On November 15, 2006, Silvers, together with Epstein, received the National Book Foundation Literarian Award for Outstanding Service to the American Literary Community. With Epstein, he also received in 2006 the Award for "Distinguished Service to the Arts" from the American Academy of Arts and Letters. The National Book Critics Circle gave Silvers the Ivan Sandrof Award for Lifetime Achievement in Publishing for 2011, and in 2012, he was a recipient of the Hadada Prize by The Paris Review, and a N.Y.C. Literary Honor for "contributions to literary life" in New York City. At the N.Y.C. Literary Honors, readings were given, and, "in what may have been the most moving reading, [Silvers] excerpted architecture critic Martin Filler's rhapsodic review of the 9/11 Memorial designed by the young architect Michael Arad, which appeared in the NYRB last year." In 2013, the French-American Foundation gave him the Vergennes Achievement Award. Also in 2013, he was awarded the 2012 National Humanities Medal by President Barack Obama "for offering critical perspectives on writing. ... [H]e has invigorated our literature with cultural and political commentary and elevated the book review to a literary art form."

Among other honors, Silvers was a member of the executive board of the PEN American Center, the American Ditchley Foundation and the American Academy in Rome; he served as a trustee of the New York Public Library from 1997 and on the Paris Review Foundation.
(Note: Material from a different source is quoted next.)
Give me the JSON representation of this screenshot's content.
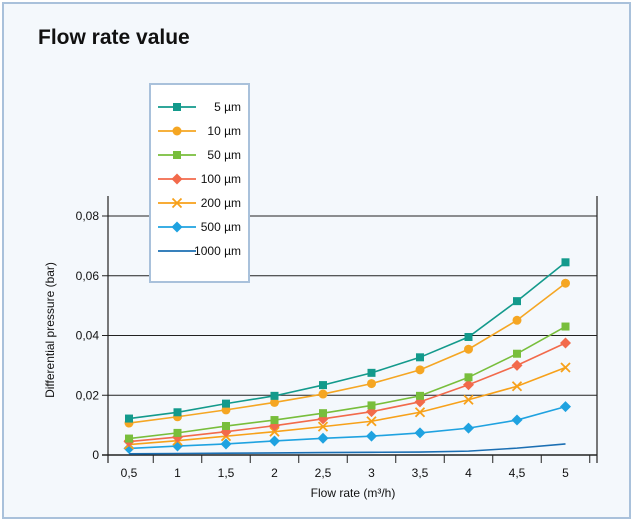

He was also a Chevalier of the French Légion d’honneur and a member of the French Ordre National du Mérite. In 1996, he was elected a Fellow of the American Academy of Arts and Sciences. In 2007, Harvard University awarded him an honorary degree of Doctor of Letters, and in 2013 he was elected an Honorary Fellow of the British Academy. In 2014, he received honorary Doctor of Letters degrees from both the University of Oxford and Columbia University.

Silvers was a member of the Council on Foreign Relations and the Century Association.